Dental Practice: 20 Minute Crown Prep

By Dr. Addison Killeen

July 26, 2022

Total Systemization

Sometimes people think that systemization stops at the front office/organizational level.  

For me, I try to get into good habits so that my systemization takes hold in everything even down to the way I do my preps and check my restorations.  

One of the most significant tactics that has changed my dentistry over the past couple years is creating a system for consistent crown preps for every tooth and quadrant.  

Inside of DSN, it was one of the hottest posts a while back, and I thought I’d highlight it here.

We all want to be efficient with chair time, so this crown prep is done in 60 minutes total, or if you do assistant-doctor-assistant time, it’s a 20-20-20. The middle twenty minutes is the ‘doctor time:’ meaning prep, impression, temporary fabrication and cement. I do my own temps, partially because I want the highest quality and I’m the fastest at them. 


Crown Prep Process

So, here’s how I do it:

  1. The assistant seats the patient and places topical, then alerts the doctor. (Start a 20 minute timer in your head.) This is the first twenty minutes of the appointment. If it is on the mandible, the assistant actually takes any needed radiographs first and the initial impression. If it is on the maxillary, then the doctor comes in to numb immediately and then the assistant takes care of those secondary items for 5 minutes.  (The mandibular anesthesia is instant using a special intraosseous technique shown in this video here. I use it for 95% of all mandibular restorations and RCT.)
  1. The assistant then takes a triple tray with a cheap PVS dot, about the size of a dime, to take an impression for a temporary crown.
  2. Start Doctor Time (20 Minutes): Begin prepping the crown, checking in with the patient 3X to make sure they are comfortable. The preparation goes like this:
    1. 330 Bur across the occlusal and biting surfaces to reduce about 2 mm of occlusion. Most Zirconia or E.max crowns will be great with 2 mm reduction.
    2. Use 330 Bur to go interproximally and break contacts down to gum level.
    3. Switch to Green Football Bur for occlusal reduction: reduce occlusion to where those lines made with 330 bur are invisible.
    4. Pack cord if you need to, otherwise go to the next step if your margins are clear and defined supra-gingivally.
    5. Switch to black chamfer bur or green chamfer bur to reduce all axial surfaces.
    6. If removing more decay: remove with slow speed round bur and place buildup.
    7. Finally, turn off water-spray to slowly go around axial and interproximal surfaces to identify perfect margination. 
    8. Pull cord and take an impression or scan.  
  3. 5 Minutes Impression time (appointment will be over in 5 minutes).
  4. After the impression comes out, check the impression and place in ProTemp material into cheap PVS impression and place in mouth:
    1. Wait 1:15 until it’s gummy-hard.
    2. Doctor removes the temporary and assistant checks other teeth for residual temporary material.
    3. Doctor adjusts temporary for about 45 seconds.
    4. The assistant has 2 dots of TempBond on their glove and mixes up ready to place 1 dot of material in the temporary.  
    5. Doctor glues in temporary and wipes clean with explorer.  
  5. The doctor thanks the patient and says that the assistant will finish up with the next appointment and such.  

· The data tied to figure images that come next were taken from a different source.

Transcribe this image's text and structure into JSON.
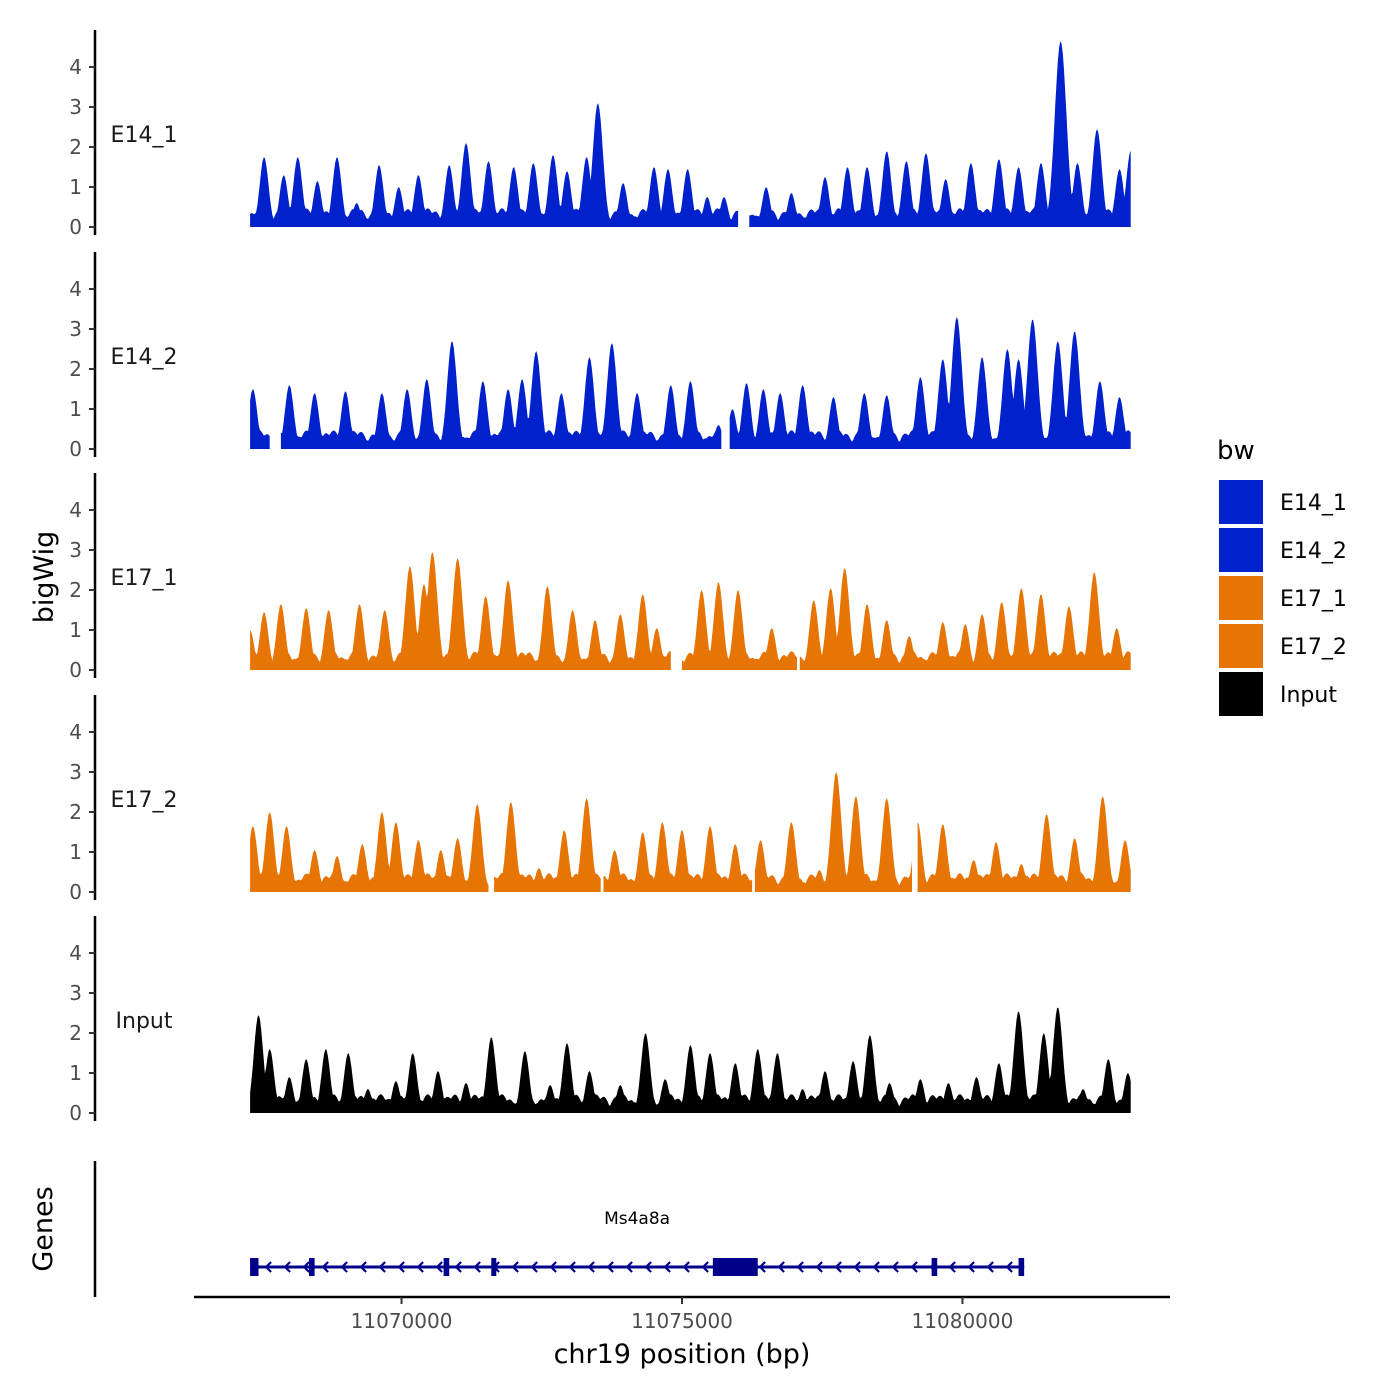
{
  "chart_data": {
    "type": "area",
    "ylabel": "bigWig",
    "xlabel": "chr19 position (bp)",
    "genes_label": "Genes",
    "legend_title": "bw",
    "ylim": [
      0,
      4.85
    ],
    "y_ticks": [
      "0",
      "1",
      "2",
      "3",
      "4"
    ],
    "x_range": [
      11066300,
      11083700
    ],
    "x_ticks": [
      "11070000",
      "11075000",
      "11080000"
    ],
    "colors": {
      "E14": "#0021CC",
      "E17": "#E67505",
      "Input": "#000000",
      "gene": "#00008B"
    },
    "legend": [
      {
        "label": "E14_1",
        "color": "#0021CC"
      },
      {
        "label": "E14_2",
        "color": "#0021CC"
      },
      {
        "label": "E17_1",
        "color": "#E67505"
      },
      {
        "label": "E17_2",
        "color": "#E67505"
      },
      {
        "label": "Input",
        "color": "#000000"
      }
    ],
    "series": [
      {
        "name": "E14_1",
        "color": "#0021CC",
        "x_start": 11067300,
        "x_end": 11083000,
        "gaps": [
          [
            11076000,
            11076200
          ]
        ],
        "peaks": [
          [
            11067550,
            1.75
          ],
          [
            11067900,
            1.3
          ],
          [
            11068150,
            1.75
          ],
          [
            11068500,
            1.15
          ],
          [
            11068850,
            1.75
          ],
          [
            11069200,
            0.6
          ],
          [
            11069600,
            1.55
          ],
          [
            11069950,
            1.0
          ],
          [
            11070300,
            1.3
          ],
          [
            11070850,
            1.55
          ],
          [
            11071150,
            2.1
          ],
          [
            11071550,
            1.65
          ],
          [
            11072000,
            1.5
          ],
          [
            11072350,
            1.6
          ],
          [
            11072700,
            1.8
          ],
          [
            11072950,
            1.4
          ],
          [
            11073300,
            1.75
          ],
          [
            11073500,
            3.1
          ],
          [
            11073950,
            1.1
          ],
          [
            11074500,
            1.5
          ],
          [
            11074750,
            1.45
          ],
          [
            11075100,
            1.45
          ],
          [
            11075450,
            0.75
          ],
          [
            11075750,
            0.75
          ],
          [
            11076500,
            1.0
          ],
          [
            11076950,
            0.85
          ],
          [
            11077550,
            1.25
          ],
          [
            11077950,
            1.5
          ],
          [
            11078300,
            1.5
          ],
          [
            11078650,
            1.9
          ],
          [
            11079000,
            1.65
          ],
          [
            11079350,
            1.85
          ],
          [
            11079700,
            1.2
          ],
          [
            11080150,
            1.6
          ],
          [
            11080650,
            1.7
          ],
          [
            11081000,
            1.5
          ],
          [
            11081400,
            1.6
          ],
          [
            11081750,
            4.65
          ],
          [
            11082050,
            1.6
          ],
          [
            11082400,
            2.45
          ],
          [
            11082800,
            1.45
          ],
          [
            11083000,
            1.9
          ]
        ]
      },
      {
        "name": "E14_2",
        "color": "#0021CC",
        "x_start": 11067300,
        "x_end": 11083000,
        "gaps": [
          [
            11067650,
            11067850
          ],
          [
            11075700,
            11075850
          ]
        ],
        "peaks": [
          [
            11067350,
            1.5
          ],
          [
            11068000,
            1.6
          ],
          [
            11068450,
            1.4
          ],
          [
            11069000,
            1.45
          ],
          [
            11069650,
            1.4
          ],
          [
            11070100,
            1.5
          ],
          [
            11070450,
            1.75
          ],
          [
            11070900,
            2.7
          ],
          [
            11071450,
            1.7
          ],
          [
            11071900,
            1.5
          ],
          [
            11072150,
            1.75
          ],
          [
            11072400,
            2.45
          ],
          [
            11072850,
            1.4
          ],
          [
            11073350,
            2.3
          ],
          [
            11073750,
            2.65
          ],
          [
            11074200,
            1.4
          ],
          [
            11074800,
            1.6
          ],
          [
            11075150,
            1.7
          ],
          [
            11075650,
            0.6
          ],
          [
            11075900,
            1.0
          ],
          [
            11076150,
            1.65
          ],
          [
            11076450,
            1.5
          ],
          [
            11076750,
            1.4
          ],
          [
            11077150,
            1.6
          ],
          [
            11077700,
            1.3
          ],
          [
            11078250,
            1.4
          ],
          [
            11078650,
            1.35
          ],
          [
            11079250,
            1.8
          ],
          [
            11079650,
            2.25
          ],
          [
            11079900,
            3.3
          ],
          [
            11080350,
            2.3
          ],
          [
            11080800,
            2.5
          ],
          [
            11081000,
            2.25
          ],
          [
            11081250,
            3.25
          ],
          [
            11081700,
            2.7
          ],
          [
            11082000,
            2.95
          ],
          [
            11082450,
            1.7
          ],
          [
            11082800,
            1.3
          ],
          [
            11083000,
            0.4
          ]
        ]
      },
      {
        "name": "E17_1",
        "color": "#E67505",
        "x_start": 11067300,
        "x_end": 11083000,
        "gaps": [
          [
            11074800,
            11075000
          ],
          [
            11077050,
            11077100
          ]
        ],
        "peaks": [
          [
            11067300,
            1.0
          ],
          [
            11067550,
            1.45
          ],
          [
            11067850,
            1.65
          ],
          [
            11068300,
            1.55
          ],
          [
            11068700,
            1.5
          ],
          [
            11069250,
            1.65
          ],
          [
            11069700,
            1.5
          ],
          [
            11070150,
            2.6
          ],
          [
            11070400,
            2.15
          ],
          [
            11070550,
            2.95
          ],
          [
            11071000,
            2.8
          ],
          [
            11071500,
            1.85
          ],
          [
            11071900,
            2.25
          ],
          [
            11072600,
            2.1
          ],
          [
            11073050,
            1.5
          ],
          [
            11073450,
            1.25
          ],
          [
            11073900,
            1.4
          ],
          [
            11074300,
            1.9
          ],
          [
            11074550,
            1.05
          ],
          [
            11075350,
            2.0
          ],
          [
            11075650,
            2.2
          ],
          [
            11076000,
            2.0
          ],
          [
            11076600,
            1.05
          ],
          [
            11077350,
            1.75
          ],
          [
            11077650,
            2.05
          ],
          [
            11077900,
            2.55
          ],
          [
            11078300,
            1.65
          ],
          [
            11078650,
            1.25
          ],
          [
            11079050,
            0.85
          ],
          [
            11079650,
            1.2
          ],
          [
            11080050,
            1.15
          ],
          [
            11080350,
            1.4
          ],
          [
            11080700,
            1.7
          ],
          [
            11081050,
            2.05
          ],
          [
            11081400,
            1.9
          ],
          [
            11081900,
            1.6
          ],
          [
            11082350,
            2.45
          ],
          [
            11082750,
            1.05
          ]
        ]
      },
      {
        "name": "E17_2",
        "color": "#E67505",
        "x_start": 11067300,
        "x_end": 11083000,
        "gaps": [
          [
            11071550,
            11071650
          ],
          [
            11073550,
            11073600
          ],
          [
            11076250,
            11076300
          ],
          [
            11079100,
            11079200
          ]
        ],
        "peaks": [
          [
            11067350,
            1.65
          ],
          [
            11067650,
            2.0
          ],
          [
            11067950,
            1.65
          ],
          [
            11068450,
            1.05
          ],
          [
            11068850,
            0.9
          ],
          [
            11069300,
            1.2
          ],
          [
            11069650,
            2.0
          ],
          [
            11069900,
            1.75
          ],
          [
            11070300,
            1.3
          ],
          [
            11070700,
            1.05
          ],
          [
            11071000,
            1.35
          ],
          [
            11071350,
            2.2
          ],
          [
            11071950,
            2.25
          ],
          [
            11072450,
            0.6
          ],
          [
            11072900,
            1.55
          ],
          [
            11073300,
            2.35
          ],
          [
            11073800,
            1.05
          ],
          [
            11074300,
            1.5
          ],
          [
            11074650,
            1.75
          ],
          [
            11075000,
            1.55
          ],
          [
            11075500,
            1.65
          ],
          [
            11075950,
            1.2
          ],
          [
            11076400,
            1.3
          ],
          [
            11076950,
            1.75
          ],
          [
            11077450,
            0.55
          ],
          [
            11077750,
            3.0
          ],
          [
            11078100,
            2.4
          ],
          [
            11078650,
            2.35
          ],
          [
            11079200,
            1.75
          ],
          [
            11079650,
            1.7
          ],
          [
            11080200,
            0.8
          ],
          [
            11080600,
            1.25
          ],
          [
            11081050,
            0.7
          ],
          [
            11081500,
            1.95
          ],
          [
            11082000,
            1.35
          ],
          [
            11082500,
            2.4
          ],
          [
            11082900,
            1.3
          ]
        ]
      },
      {
        "name": "Input",
        "color": "#000000",
        "x_start": 11067300,
        "x_end": 11083000,
        "gaps": [],
        "peaks": [
          [
            11067450,
            2.45
          ],
          [
            11067650,
            1.6
          ],
          [
            11068000,
            0.9
          ],
          [
            11068300,
            1.35
          ],
          [
            11068650,
            1.6
          ],
          [
            11069050,
            1.5
          ],
          [
            11069400,
            0.6
          ],
          [
            11069900,
            0.8
          ],
          [
            11070200,
            1.5
          ],
          [
            11070650,
            1.05
          ],
          [
            11071150,
            0.75
          ],
          [
            11071600,
            1.9
          ],
          [
            11072200,
            1.55
          ],
          [
            11072650,
            0.7
          ],
          [
            11072950,
            1.75
          ],
          [
            11073350,
            1.05
          ],
          [
            11073900,
            0.7
          ],
          [
            11074350,
            2.0
          ],
          [
            11074700,
            0.85
          ],
          [
            11075150,
            1.7
          ],
          [
            11075500,
            1.5
          ],
          [
            11075950,
            1.25
          ],
          [
            11076350,
            1.6
          ],
          [
            11076700,
            1.5
          ],
          [
            11077150,
            0.6
          ],
          [
            11077550,
            1.05
          ],
          [
            11078050,
            1.3
          ],
          [
            11078350,
            1.95
          ],
          [
            11078700,
            0.75
          ],
          [
            11079250,
            0.85
          ],
          [
            11079750,
            0.75
          ],
          [
            11080250,
            0.9
          ],
          [
            11080650,
            1.25
          ],
          [
            11081000,
            2.55
          ],
          [
            11081450,
            2.0
          ],
          [
            11081700,
            2.65
          ],
          [
            11082150,
            0.6
          ],
          [
            11082600,
            1.35
          ],
          [
            11082950,
            1.0
          ]
        ]
      }
    ],
    "gene": {
      "name": "Ms4a8a",
      "strand": "-",
      "start": 11067300,
      "end": 11081100,
      "exons": [
        [
          11067300,
          11067450
        ],
        [
          11068350,
          11068450
        ],
        [
          11070750,
          11070850
        ],
        [
          11071600,
          11071650
        ],
        [
          11075550,
          11076350
        ],
        [
          11079450,
          11079550
        ],
        [
          11081000,
          11081100
        ]
      ]
    }
  }
}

In all, the prep-impression-temporary will take 20 minutes total. Then the assistant has the final twenty minutes to make the crown seat appointment, collect any copays, and check the patient out. (We check out all patients in the room and collect in the room; it reduces congestion at the front desk and is more private.)

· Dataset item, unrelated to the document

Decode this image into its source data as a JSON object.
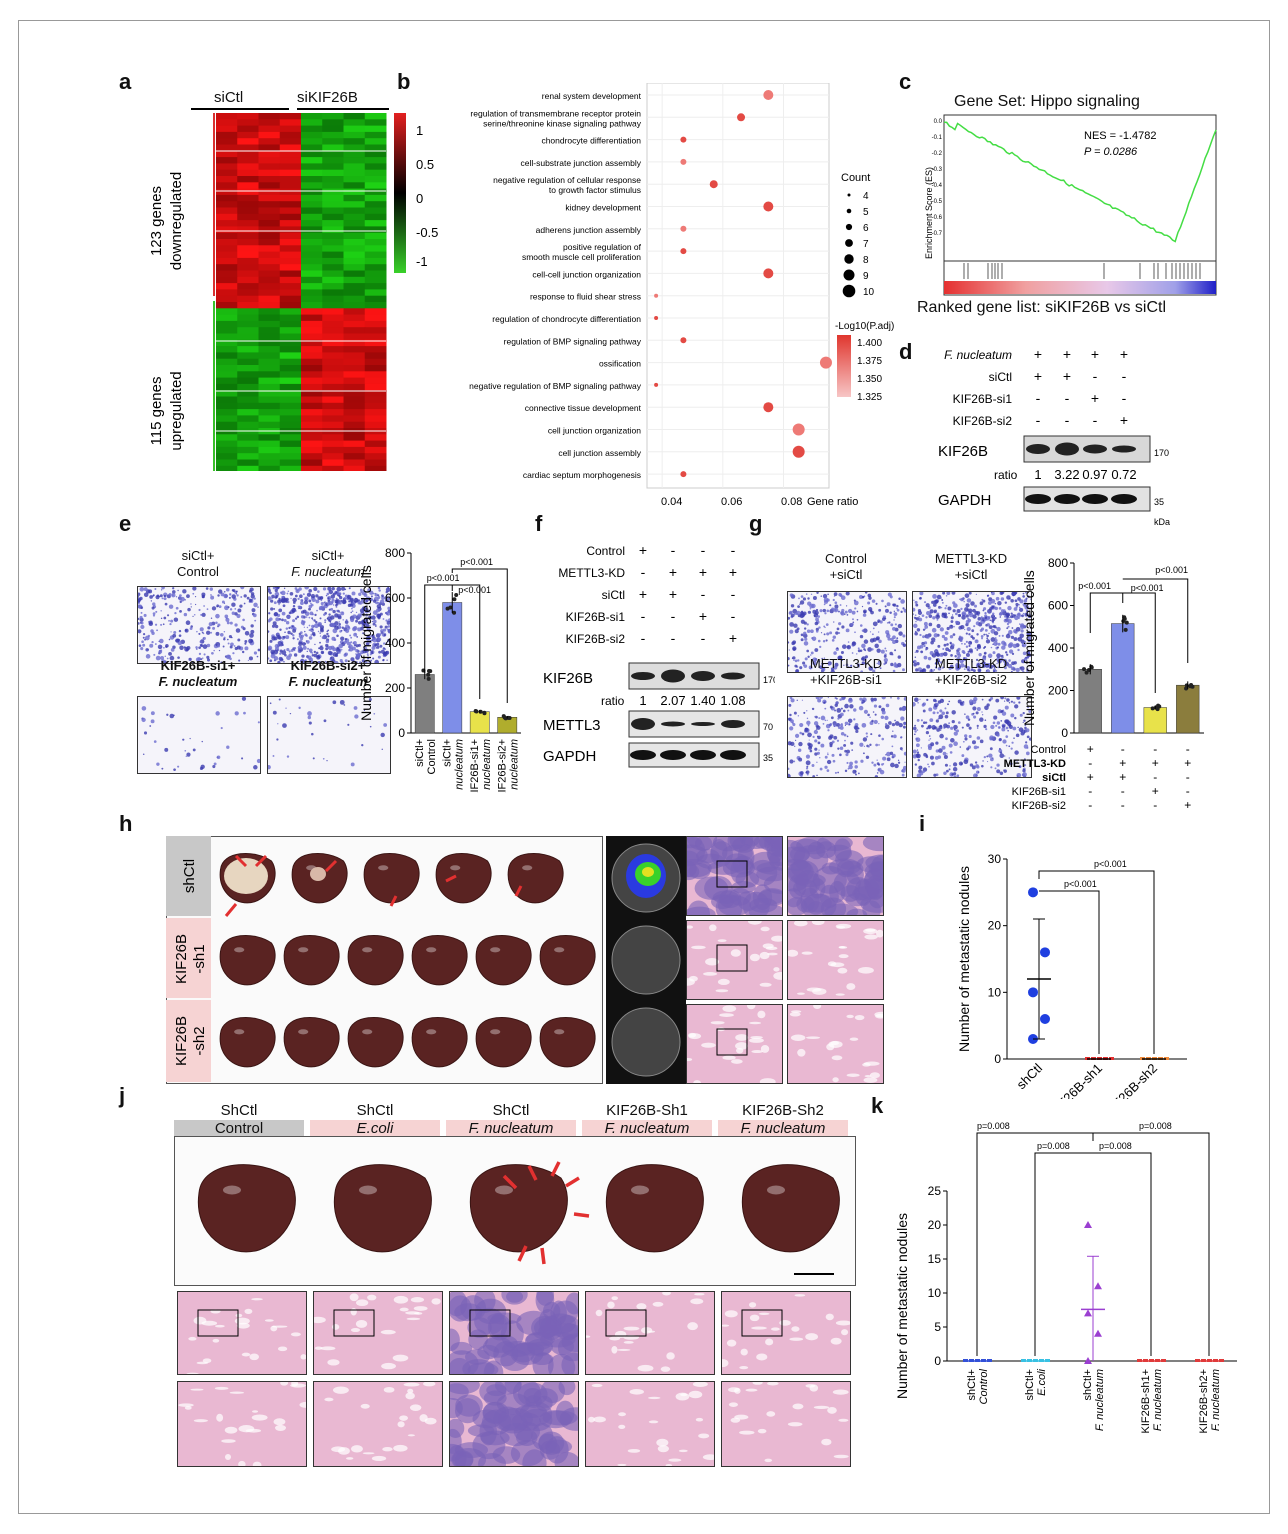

The Benefits of Systemization

In all, I love the systemization I have for my crown seats. It makes things more fun because I actually just chit-chat with my assistant the entire appointment.  We don’t talk about what instrument is next or anything clinical, because it’s the same every time. It makes the patient experience even better because we can distract the patient with jokes, talking about our families, vacations and other topics. This is only possible because of the incredible amount of systemization around our clinical procedures.

I challenge you to start to codify your procedures to this level, and train your assistants to get on the same page with you on this also. Over time, your appointments will go better and you will be less stressed: and that’s always something we need!